What a refreshing way to hike!

Another scramble over sharp rocks…

… throw the bag in again, jump in after it, rinse and repeat.

 

This was one of the strangest hikes I’ve done.  Swimming wasn’t optional – it was mandatory 🙂

Rather than get out at the end of yet another pool, I soaked for a while and enjoyed the cool water.

The other hikers had walked to the gorge the easy way: ninety minutes of rock-hopping upstream to this point then back again.  Their route was much more appropriate with young children.  Only crazy people would take the route we did.

We soaked a while longer.  It was a steamy day, our clothes were damp.  Any sort of physical activity in this humidity was challenging.

I preferred not to wear my sweat-soaked shirt, but the sun was starting to burn.  I eventually relented and put it back on.

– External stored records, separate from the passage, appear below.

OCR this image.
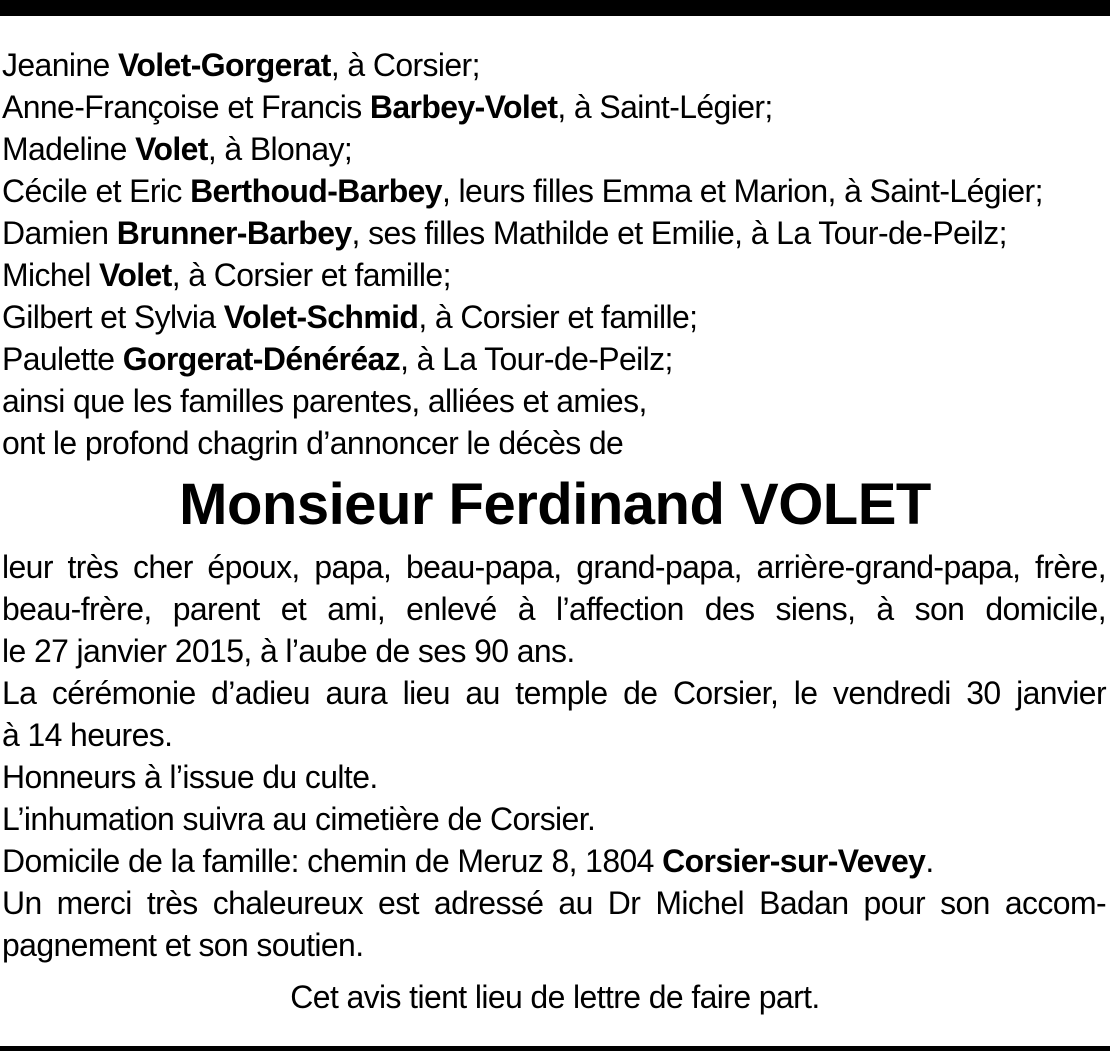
Jeanine Volet-Gorgerat, à Corsier;
Anne-Françoise et Francis Barbey-Volet, à Saint-Légier;
Madeline Volet, à Blonay;
Cécile et Eric Berthoud-Barbey, leurs filles Emma et Marion, à Saint-Légier;
Damien Brunner-Barbey, ses filles Mathilde et Emilie, à La Tour-de-Peilz;
Michel Volet, à Corsier et famille;
Gilbert et Sylvia Volet-Schmid, à Corsier et famille;
Paulette Gorgerat-Dénéréaz, à La Tour-de-Peilz;
ainsi que les familles parentes, alliées et amies,
ont le profond chagrin d’annoncer le décès de
Monsieur Ferdinand VOLET
leur très cher époux, papa, beau-papa, grand-papa, arrière-grand-papa, frère,
beau-frère, parent et ami, enlevé à l’affection des siens, à son domicile,
le 27 janvier 2015, à l’aube de ses 90 ans.
La cérémonie d’adieu aura lieu au temple de Corsier, le vendredi 30 janvier
à 14 heures.
Honneurs à l’issue du culte.
L’inhumation suivra au cimetière de Corsier.
Domicile de la famille: chemin de Meruz 8, 1804 Corsier-sur-Vevey.
Un merci très chaleureux est adressé au Dr Michel Badan pour son accom-
pagnement et son soutien.
Cet avis tient lieu de lettre de faire part.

All up I think we had to traverse about five gorges.  I lost count.  The take-away message here is that whenever you do this hike, you will have to swim several times.

In the end I decided to keep my boots on.  It was too time-consuming to remove them before each rock pool.

We passed several dry over-hangs.  I had a quick look for some indigenous rock art but couldn’t find any.

We trudged downstream.  My boots were full of water, so I didn’t bother hopping over rocks any more.  I just picked the smoothest straightest path and splashed through.

After an hour’s walk from the last gorge, we eventually reached the bridge on Northbrook Parkway – we’d made it.

We walked about 8.4 kilometres in about four hours.  During that time we climbed about 500 metres in elevation, but dropped about 950 metres.  I burned about 2,500 kcal.

This is a tough rugged hike which covers a variety of terrain.  Brisk fire-trail marches, tough uphill clambers, gnarly downhill scrambles, rock hopping, swimming and more rock hopping.

Two days later, my legs are still aching.

I’ll rate this one 8.5 out of 10 on the tough-o-meter.  Leave your boots at home and wear some tough old running shoes instead.

Thanks Eric, Simon and Ron for a fun day out!